Senin, November 11, 2024

Dua Mimpi Buruk dan Satu Malam Penebusan Luka Modric

Darmanto Simaepa
Darmanto Simaepa
Penulis buku "Tamasya Bola: Cinta, Gairah, dan Luka dalam Sepakbola"; Pengelola blog Belakanggawang.
- Advertisement -

Luka Modric pernah berada di momen itu sebelumnya. Momen menakutkan di ujung pertandingan yang panjang. Momen di malam musim panas yang begitu panjang. Momen yang menghantui sejarah sepakbola Kroasia. Bukan hanya sekali, tetapi dua kali. “Akhirnya, kami bisa melewatinya,” katanya tentang pertemuan dengan momen yang ketiga.

Penyebutan ‘kami’, bagi Modric, barangkali sebagiannya adalah penghargaan atas kerja rekan-rekannya dan sebagian lagi menunjukkan bahwa ia seorang pemimpin bijaksana. Namun, itu tidak menghilangkan sedikit tanda yang menunjukkan sebuah upaya untuk tak menjadikan pertemuan dengan momen itu sebagai perjumpaan personal.

Namun, Modric tak akan bisa, dan tak akan pernah bisa menghindar dari momen itu. Momen-momen itu adalah perjumpaan yang sangat personal.

Mimpi buruk itu bermula di Vienna. Di menit terakhir babak tambahan, Modric muda mengejar bola di sudut kotak penalti Turki. Rustu Recber, kiper veteran itu, salah menghitung langkah. Modric lebih cepat dan dengan ligat mengirim umpan silang dengan kaki kiri. Ivan Klasnic menyambut dengan tandukan. Stadion menggila. Bendera merah putih kotak-kotak berkibaran. Bir-bir bertumpahan. Kroasia membayangkan semifinal.

Ketika suporter Kroasia masih merayakan gol itu dengan lagu-lagu kemenangan dan komentator pertandingan belum selesai menuntaskan kalimat tentang kepastian Kroasia melaju ke semifinal, Rustu mengirim umpan panjang dari tengah lapangan. Sebuah kemelut membuat bola bergerak liar.

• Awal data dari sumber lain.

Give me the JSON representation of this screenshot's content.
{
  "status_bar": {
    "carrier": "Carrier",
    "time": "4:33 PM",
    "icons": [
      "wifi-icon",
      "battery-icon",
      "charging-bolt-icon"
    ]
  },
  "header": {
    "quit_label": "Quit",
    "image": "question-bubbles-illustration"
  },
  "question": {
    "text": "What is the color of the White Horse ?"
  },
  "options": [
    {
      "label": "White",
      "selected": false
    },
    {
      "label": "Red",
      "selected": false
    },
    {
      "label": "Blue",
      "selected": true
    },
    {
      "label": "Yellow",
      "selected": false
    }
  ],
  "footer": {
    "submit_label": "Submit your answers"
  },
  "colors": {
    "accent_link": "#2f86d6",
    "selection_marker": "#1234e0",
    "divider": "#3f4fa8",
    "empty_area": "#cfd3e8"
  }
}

Semih Senturk memunggungi gawang tapi berhasil mengubah posisi dan menyambar bola dengan tendangan kaki kiri setengah voli ke sudut kanan gawang. Tendangan itu seketika membungkam mulut pendukung Kroasia yang masih menganga dan membua pemain Kroasia, termasuk yang di bangku cadangan, tertunduk lemas.

Euro 2008 adalah turnamen besar pertama Modric. Ia datang ke Swiss membawa reputasi sebagai anak ajaib Kroasia yang diramalkan akan lebih besar dari Robert Prosinecki atau Zvonimir Boban, legenda yang berhasil membawa negara mereka ke semifinal Piala Dunia satu dekade sebelumnya.

Ia juga bagian dari era generasi emas kedua Kroasia. Piala Eropa itu menjadi saksi kemunculan Vedran Corluka, Danijel Srna, Ivan Rakitic dan Nico Kranjar. Kualitas mereka setara dengan generasi pendahulu. Di lapangan tengah, bersama Rakitic dan Kranjar, Modric berperan sebagai pengontrol tempo, menjadi pusat kreatifitas Kroasia.

Di tangan Slaven Bilic, Kroasia mengombinasikan pengalaman generasi transisi dengan kesegaran bakat-bakat anak muda. Di babak kualifikasi, Kroasia mempermalukan Inggris. Di babak final, mereka menyapu bersih kemenangan di fase grup, termasuk dengan memorak-porandakkan Jerman. Kasak-kusuk calon juara beredar dari mulut ke telinga.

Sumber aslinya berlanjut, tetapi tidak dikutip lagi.